We have an intermittant problem in our environment with our SAN and timeouts. While our storage group is working on this issue it has side effects that involve a lot of manual work that I find unappealing and think could be automated.
Our LUNs time out. This time out is sometimes long enough to actually cause the guest OS (various flavors of windows) to lose access to their disks and do a crash reboot. A small percentage of these do not gracefully recover and instead end up with 'Unable to find system disk' error on the console. Currenlty we manually check the console of each one. I'd like to script it to more quickly identify posible problem systems.
I have thought of checking for vmtools version on all powered on vms.
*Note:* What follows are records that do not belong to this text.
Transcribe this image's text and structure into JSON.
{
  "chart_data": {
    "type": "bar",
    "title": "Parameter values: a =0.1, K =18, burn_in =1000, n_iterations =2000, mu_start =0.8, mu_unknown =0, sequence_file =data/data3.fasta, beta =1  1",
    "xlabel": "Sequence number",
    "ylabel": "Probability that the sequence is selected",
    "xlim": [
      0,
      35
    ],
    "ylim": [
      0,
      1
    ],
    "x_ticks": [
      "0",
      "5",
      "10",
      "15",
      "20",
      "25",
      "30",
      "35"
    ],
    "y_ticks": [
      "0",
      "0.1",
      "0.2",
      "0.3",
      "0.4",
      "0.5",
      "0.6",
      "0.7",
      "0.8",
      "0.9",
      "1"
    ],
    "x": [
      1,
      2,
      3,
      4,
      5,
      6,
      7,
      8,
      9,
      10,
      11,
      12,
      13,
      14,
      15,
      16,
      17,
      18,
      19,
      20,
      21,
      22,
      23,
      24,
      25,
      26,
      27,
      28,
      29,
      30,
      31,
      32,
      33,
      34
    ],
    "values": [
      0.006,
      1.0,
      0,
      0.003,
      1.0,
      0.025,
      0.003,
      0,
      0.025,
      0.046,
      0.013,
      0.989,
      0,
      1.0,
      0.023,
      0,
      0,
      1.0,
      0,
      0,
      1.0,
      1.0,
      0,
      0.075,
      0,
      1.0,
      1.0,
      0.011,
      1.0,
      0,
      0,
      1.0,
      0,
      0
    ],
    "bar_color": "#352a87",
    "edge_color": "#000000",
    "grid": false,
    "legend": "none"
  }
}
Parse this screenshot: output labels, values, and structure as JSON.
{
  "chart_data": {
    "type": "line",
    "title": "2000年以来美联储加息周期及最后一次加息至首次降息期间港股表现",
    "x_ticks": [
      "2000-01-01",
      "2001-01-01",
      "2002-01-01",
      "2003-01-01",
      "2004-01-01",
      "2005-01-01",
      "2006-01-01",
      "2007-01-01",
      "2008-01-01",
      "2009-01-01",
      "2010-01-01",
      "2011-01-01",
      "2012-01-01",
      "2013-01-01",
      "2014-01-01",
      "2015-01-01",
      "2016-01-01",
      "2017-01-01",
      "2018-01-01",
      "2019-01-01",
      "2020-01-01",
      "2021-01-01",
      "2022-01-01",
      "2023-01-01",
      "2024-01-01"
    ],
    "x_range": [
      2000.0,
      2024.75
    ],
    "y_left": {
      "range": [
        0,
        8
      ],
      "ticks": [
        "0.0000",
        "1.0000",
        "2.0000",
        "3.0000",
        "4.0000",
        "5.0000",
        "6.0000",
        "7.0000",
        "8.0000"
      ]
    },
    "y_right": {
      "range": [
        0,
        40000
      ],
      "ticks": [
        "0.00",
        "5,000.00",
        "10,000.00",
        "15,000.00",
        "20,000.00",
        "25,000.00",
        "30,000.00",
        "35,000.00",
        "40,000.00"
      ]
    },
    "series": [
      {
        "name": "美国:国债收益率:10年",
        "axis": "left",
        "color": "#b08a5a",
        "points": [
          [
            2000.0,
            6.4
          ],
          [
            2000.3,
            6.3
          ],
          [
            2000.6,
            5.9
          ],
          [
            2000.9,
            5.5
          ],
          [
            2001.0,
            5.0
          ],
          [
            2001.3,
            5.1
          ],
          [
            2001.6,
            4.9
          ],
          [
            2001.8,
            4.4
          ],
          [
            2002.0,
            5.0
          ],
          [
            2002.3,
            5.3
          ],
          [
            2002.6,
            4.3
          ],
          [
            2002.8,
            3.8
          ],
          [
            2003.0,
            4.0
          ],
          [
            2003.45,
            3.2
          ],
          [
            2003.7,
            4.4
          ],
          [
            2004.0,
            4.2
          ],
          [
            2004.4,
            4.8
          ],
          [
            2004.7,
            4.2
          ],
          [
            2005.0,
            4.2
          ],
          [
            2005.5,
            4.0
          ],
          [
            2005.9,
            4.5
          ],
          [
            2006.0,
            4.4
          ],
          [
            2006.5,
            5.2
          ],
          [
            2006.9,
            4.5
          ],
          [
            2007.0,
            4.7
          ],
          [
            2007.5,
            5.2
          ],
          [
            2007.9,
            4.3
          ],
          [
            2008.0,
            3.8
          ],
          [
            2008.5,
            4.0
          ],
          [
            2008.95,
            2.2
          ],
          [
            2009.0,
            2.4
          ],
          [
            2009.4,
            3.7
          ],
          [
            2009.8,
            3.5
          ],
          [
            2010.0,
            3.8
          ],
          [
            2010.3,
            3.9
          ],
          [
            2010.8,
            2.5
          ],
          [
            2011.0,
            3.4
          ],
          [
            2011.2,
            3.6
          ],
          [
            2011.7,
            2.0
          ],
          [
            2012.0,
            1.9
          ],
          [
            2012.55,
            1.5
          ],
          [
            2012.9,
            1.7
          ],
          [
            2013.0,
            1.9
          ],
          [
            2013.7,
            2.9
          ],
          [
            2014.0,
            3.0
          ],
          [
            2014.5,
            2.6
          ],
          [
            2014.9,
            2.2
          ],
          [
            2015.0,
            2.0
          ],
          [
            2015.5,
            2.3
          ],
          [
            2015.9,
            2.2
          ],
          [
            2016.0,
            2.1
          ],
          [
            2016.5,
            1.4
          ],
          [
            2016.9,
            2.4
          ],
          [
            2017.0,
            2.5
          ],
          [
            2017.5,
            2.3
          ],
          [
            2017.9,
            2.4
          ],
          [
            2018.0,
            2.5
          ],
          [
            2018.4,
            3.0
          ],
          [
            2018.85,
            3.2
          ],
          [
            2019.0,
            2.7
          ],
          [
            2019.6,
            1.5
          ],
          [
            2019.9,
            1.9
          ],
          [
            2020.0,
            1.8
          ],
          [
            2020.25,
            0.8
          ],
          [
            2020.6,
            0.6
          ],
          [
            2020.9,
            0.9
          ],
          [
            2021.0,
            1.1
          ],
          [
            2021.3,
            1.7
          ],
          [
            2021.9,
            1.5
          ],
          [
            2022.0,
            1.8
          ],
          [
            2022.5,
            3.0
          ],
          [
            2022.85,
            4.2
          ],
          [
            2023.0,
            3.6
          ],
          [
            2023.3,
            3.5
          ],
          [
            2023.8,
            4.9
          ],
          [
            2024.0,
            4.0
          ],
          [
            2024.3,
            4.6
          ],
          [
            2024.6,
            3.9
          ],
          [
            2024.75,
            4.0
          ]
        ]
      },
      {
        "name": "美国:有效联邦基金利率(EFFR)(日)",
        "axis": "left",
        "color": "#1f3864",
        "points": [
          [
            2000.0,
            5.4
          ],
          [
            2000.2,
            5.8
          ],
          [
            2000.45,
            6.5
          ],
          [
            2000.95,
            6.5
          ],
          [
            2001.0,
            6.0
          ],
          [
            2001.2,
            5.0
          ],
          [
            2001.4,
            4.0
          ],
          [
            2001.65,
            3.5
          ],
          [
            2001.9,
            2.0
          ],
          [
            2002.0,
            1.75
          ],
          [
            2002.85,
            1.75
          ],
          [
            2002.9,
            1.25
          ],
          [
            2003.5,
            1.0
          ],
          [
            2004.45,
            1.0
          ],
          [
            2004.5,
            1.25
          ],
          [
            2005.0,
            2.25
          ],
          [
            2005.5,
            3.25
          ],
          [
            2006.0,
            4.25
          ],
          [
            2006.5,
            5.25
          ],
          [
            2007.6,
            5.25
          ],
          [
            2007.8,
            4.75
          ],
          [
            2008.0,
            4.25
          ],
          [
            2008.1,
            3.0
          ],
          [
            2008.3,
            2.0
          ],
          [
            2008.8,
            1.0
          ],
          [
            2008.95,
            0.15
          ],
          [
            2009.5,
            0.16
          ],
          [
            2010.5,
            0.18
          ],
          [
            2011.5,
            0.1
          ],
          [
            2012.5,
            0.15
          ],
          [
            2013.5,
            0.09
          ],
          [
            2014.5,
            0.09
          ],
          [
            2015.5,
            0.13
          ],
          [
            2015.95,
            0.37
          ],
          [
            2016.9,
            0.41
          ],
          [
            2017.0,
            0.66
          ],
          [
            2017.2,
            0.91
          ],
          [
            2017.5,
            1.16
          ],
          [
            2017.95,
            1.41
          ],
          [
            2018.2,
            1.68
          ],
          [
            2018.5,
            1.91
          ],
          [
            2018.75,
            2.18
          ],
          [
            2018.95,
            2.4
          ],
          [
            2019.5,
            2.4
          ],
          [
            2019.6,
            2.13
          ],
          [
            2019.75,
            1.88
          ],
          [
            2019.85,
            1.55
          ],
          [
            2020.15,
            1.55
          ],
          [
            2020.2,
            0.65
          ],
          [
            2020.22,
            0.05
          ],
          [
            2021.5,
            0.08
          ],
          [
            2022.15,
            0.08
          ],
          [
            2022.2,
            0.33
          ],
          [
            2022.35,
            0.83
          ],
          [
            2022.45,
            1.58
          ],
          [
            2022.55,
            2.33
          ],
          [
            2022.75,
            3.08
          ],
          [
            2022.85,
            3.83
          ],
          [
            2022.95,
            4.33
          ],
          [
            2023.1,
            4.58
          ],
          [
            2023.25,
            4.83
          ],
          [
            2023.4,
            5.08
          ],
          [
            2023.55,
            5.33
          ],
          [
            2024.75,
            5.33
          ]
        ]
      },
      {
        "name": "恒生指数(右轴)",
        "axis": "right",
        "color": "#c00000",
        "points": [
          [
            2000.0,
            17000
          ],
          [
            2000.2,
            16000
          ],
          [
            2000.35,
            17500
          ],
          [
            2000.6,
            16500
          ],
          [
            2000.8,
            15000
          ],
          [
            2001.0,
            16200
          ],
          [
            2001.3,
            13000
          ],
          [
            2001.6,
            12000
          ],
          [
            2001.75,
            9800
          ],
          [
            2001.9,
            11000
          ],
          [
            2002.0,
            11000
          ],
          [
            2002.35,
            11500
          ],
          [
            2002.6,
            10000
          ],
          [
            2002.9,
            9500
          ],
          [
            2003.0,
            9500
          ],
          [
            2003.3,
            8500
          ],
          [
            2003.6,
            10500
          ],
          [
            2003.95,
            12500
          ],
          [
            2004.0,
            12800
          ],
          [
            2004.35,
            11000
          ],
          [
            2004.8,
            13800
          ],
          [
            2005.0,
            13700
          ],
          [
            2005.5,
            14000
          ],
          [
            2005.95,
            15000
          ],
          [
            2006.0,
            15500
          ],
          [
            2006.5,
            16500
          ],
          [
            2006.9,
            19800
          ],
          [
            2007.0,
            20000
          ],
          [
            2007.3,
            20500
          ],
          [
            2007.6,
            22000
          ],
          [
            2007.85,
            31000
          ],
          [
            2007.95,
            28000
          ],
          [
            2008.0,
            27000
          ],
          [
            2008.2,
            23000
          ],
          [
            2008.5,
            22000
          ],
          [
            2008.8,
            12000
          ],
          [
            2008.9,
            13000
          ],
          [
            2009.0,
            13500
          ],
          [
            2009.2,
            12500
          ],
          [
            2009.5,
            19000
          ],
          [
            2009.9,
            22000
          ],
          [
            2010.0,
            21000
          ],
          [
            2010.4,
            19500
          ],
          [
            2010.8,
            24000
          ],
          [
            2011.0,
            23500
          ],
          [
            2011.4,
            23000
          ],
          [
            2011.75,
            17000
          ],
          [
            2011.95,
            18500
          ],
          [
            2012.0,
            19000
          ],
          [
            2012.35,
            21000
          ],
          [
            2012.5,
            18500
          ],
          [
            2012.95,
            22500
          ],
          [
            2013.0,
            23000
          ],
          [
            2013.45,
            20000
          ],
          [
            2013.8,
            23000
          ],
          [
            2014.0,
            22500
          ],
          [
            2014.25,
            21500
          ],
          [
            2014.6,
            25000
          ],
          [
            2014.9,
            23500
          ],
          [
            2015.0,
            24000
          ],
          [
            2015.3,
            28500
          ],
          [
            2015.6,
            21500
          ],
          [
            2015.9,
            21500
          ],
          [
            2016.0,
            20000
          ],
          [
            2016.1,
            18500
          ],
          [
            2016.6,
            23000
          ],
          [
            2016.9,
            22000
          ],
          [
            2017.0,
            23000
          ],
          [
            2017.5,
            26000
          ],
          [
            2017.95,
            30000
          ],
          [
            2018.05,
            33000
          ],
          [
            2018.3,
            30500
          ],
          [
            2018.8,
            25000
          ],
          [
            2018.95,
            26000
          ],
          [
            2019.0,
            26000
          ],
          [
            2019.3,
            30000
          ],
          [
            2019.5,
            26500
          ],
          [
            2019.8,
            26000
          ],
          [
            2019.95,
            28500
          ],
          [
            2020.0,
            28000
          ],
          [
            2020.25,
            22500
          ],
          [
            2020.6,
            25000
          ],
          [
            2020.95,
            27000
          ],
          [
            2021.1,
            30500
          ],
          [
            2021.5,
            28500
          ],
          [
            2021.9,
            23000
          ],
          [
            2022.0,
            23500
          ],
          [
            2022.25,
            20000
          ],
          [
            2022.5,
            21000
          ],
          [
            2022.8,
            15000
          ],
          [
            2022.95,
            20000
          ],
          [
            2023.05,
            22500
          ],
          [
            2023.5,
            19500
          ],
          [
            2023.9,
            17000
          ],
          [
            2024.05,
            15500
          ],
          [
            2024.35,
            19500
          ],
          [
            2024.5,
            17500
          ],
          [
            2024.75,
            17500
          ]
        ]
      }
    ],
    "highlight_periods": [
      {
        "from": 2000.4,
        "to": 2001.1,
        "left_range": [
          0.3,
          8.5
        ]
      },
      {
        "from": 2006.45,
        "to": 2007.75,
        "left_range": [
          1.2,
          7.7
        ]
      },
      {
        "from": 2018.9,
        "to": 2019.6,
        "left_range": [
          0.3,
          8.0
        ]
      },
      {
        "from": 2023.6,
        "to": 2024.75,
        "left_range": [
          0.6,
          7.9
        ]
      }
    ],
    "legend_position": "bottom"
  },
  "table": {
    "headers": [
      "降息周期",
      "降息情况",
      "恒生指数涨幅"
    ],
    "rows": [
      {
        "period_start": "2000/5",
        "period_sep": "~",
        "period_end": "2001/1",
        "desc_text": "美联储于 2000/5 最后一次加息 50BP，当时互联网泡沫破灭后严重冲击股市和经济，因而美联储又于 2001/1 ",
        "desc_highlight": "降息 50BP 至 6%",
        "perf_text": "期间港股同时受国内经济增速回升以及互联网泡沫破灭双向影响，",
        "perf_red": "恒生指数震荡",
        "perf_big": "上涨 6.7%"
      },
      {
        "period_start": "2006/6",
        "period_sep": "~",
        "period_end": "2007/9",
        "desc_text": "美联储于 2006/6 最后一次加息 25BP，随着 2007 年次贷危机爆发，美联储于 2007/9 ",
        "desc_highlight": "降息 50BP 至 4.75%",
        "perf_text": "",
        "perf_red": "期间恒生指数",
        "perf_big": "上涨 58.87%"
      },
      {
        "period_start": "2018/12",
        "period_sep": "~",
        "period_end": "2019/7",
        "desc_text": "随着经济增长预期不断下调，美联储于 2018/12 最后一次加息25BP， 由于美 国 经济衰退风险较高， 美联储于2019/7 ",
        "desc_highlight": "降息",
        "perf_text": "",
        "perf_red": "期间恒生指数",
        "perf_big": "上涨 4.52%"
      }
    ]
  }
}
No vmtools, system is probably is dead.
Any other thoughts/ideas out there on a better approach?
Thanks,
Steven Peck
I'm not sure how you check for the VMware Tools, but this could give some false positives for powered off guests, I think.
Perhaps you can try the check this way
Get-VM | where {$_.PowerState -eq "PoweredOn"} | Get-VMGuest | select VmName, State
If the State shows "NotRunning" it could mean that the VMware Tools are not installed or that the OS is not started.
The powered off guests are filtered out by the Where-Object cmdlet.
Blog: lucd.info Twitter: @LucD22 Co-author PowerCLI Reference
I guess I should have been more clear. I have code that will check for the vmtools version, I was more wondering if anyone had other ideas that might be better for this.
This code actually looks like it will work for it. I will have to wait for the next unfortunate event to happen but this will certainly bet better then checking all the guests manually through the viclient.
Thanks,
Steven
So.... the chance to test it happened. Code works great for rapdily identifying systems that need to be followed up on.